Bitcoin volatility is at an all time low
Bitcoin’s history of volatility is legendary with periods during late 2013 where there were daily changes of over 40% in either direction. However, since that time Bitcoin’s volatility has gradually decreased to the point where now it is at an all time low and more comparable to other assets such as Gold.
The Canadian Bitcoin Volatility Index (CBVIX) records the 30-day historical volatility using daily closing prices calculated from a volume-weighted calculation of all Bitcoin trades processed in Canadian Dollars since the first data point in September 2011. The chart shown displays how Bitcoin’s volatility, since peaking at ~350% in late 2013, has fallen to its current level of 18.24% (a reduction of some ~95%). Determining the average historical volatility for a 30 day period by year, the trend becomes even more apparent.
Volatility is simply a measure of the degree of variation over time, where typically, an asset that is more volatile is considered more risky. Volatility can generally be categorized into two groups; Historical volatility (which is what the CBVIX references) and implied volatility. Simply put, historical volatility is a measure of past volatility by measuring previous market movements whereas implied volatility is a derived measure of volatility from trading derivatives, specifically options.
Volatility is typically presented as an annualized figure such that we can directly compare different asset classes which may trade over different periods. For example, the current CBVIX value is ~18% which means that in the next year, assuming that the current levels of volatility stay constant, we may expect the price of Bitcoin to fall within plus or minus ~18 % of the current value. So, given the last closing price of $554.92 and the HV(30) value of 18.24% if Bitcoin’s volatility maintains the current level we expect in the next year the price to fall in the range of $656.14 and $453.70.

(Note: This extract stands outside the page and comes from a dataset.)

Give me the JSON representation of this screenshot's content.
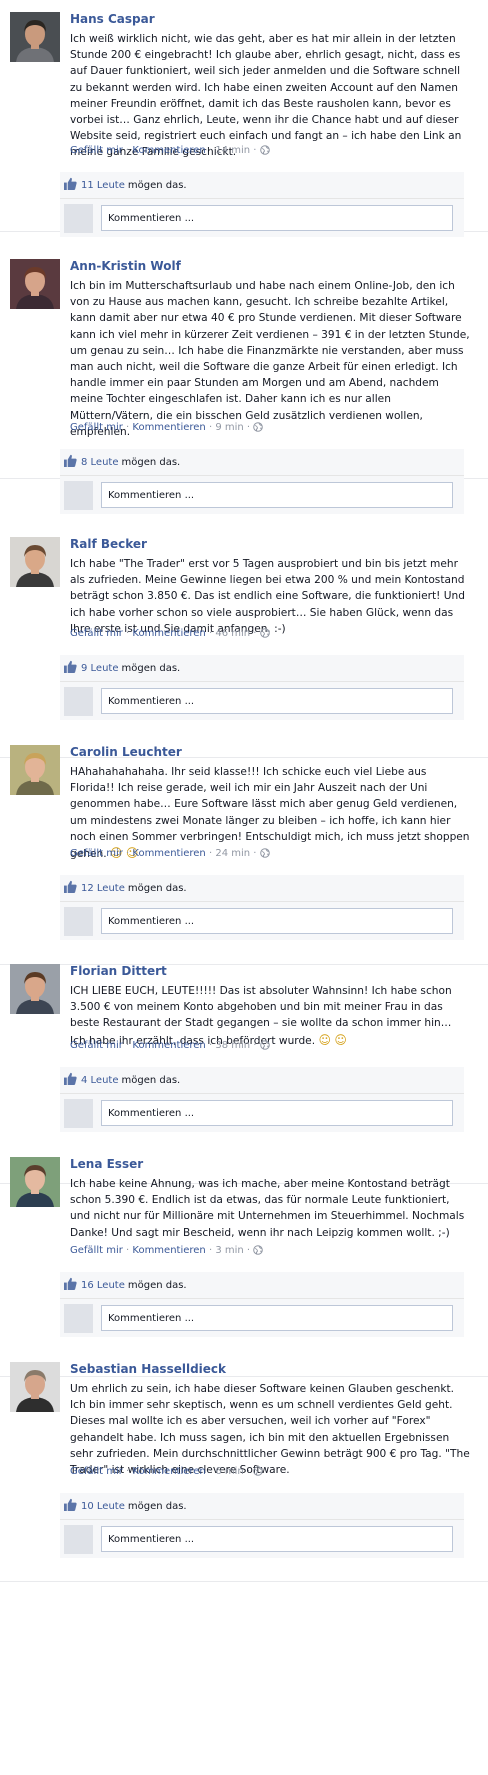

Whilst elevated volatility is generally considered a positive for active traders, who can profit from the large price swings, when used as a currency stability is naturally preferred. Bitcoin’s history of volatility has led to services, which whilst they allow users to accept Bitcoin as a form of payment, they are immediately converted to fiat to remove the risk of dramatic movements in the value of Bitcoin. Alternative services, and so-called stable coins (such as the Bitshares BitUSD) have been created to peg the value of Bitcoin to other asset classes such that the user does not have to convert to fiat but instead retains their Bitcoin at the current rate, in the asset of their choosing, through the use of derivatives.
Comparing Bitcoin’s current historical volatility to other asset classes it is currently approaching that of Gold, the TSX stock market index and even the Canadian Dollar relative to the US Dollar.
Whilst historical volatility is a useful metric it tells us nothing about future volatility. Indeed, low volatility is often a precursor of a larger move. When prices are stable this indicates a relative equilibrium of supply and demand and once this equilibrium is broken for any reason there may be a sharp move in either direction. To predict future volatility we turn to implied volatility.
Implied volatility is a derived value for volatility that is calculated based on options prices, which means it is derived from actual trades being placed as to how volatility will behave in the future. As such implied volatility may be used as a forward looking measure.
To summarize the Nobel prize-winning Black-Scholes options pricing model:
The price of an option can be derived from seven factors. The only factor we don’t know is volatility i.e. the volatility in the future. However we do know the historical volatility so all things being equal we can come up with a ‘fair’ price for an option.
Rearranging this logic if we know the actual price that has been traded for an option we can determine the implied, that is the expected, volatility. However unlike stocks, there isn’t an established options market for Bitcoin and those that exist are thinly traded which makes this forward-looking analysis currently not feasible. It is likely only a matter of time before the options market in Bitcoin establishes itself and we are able to calculate implied volatility. With the unknown effects of the upcoming halving of rewards on the price, we would for example, expect implied volatility to be elevated leading up to that date.
CBVIX data is freely available via cbix.ca, the CBIX volatility API or via the Quandl data platform using ticker CBIX/CBVIX. As well as Bitcoin volatility the volatility of the TSX and Gold are also recorded for reference purposes.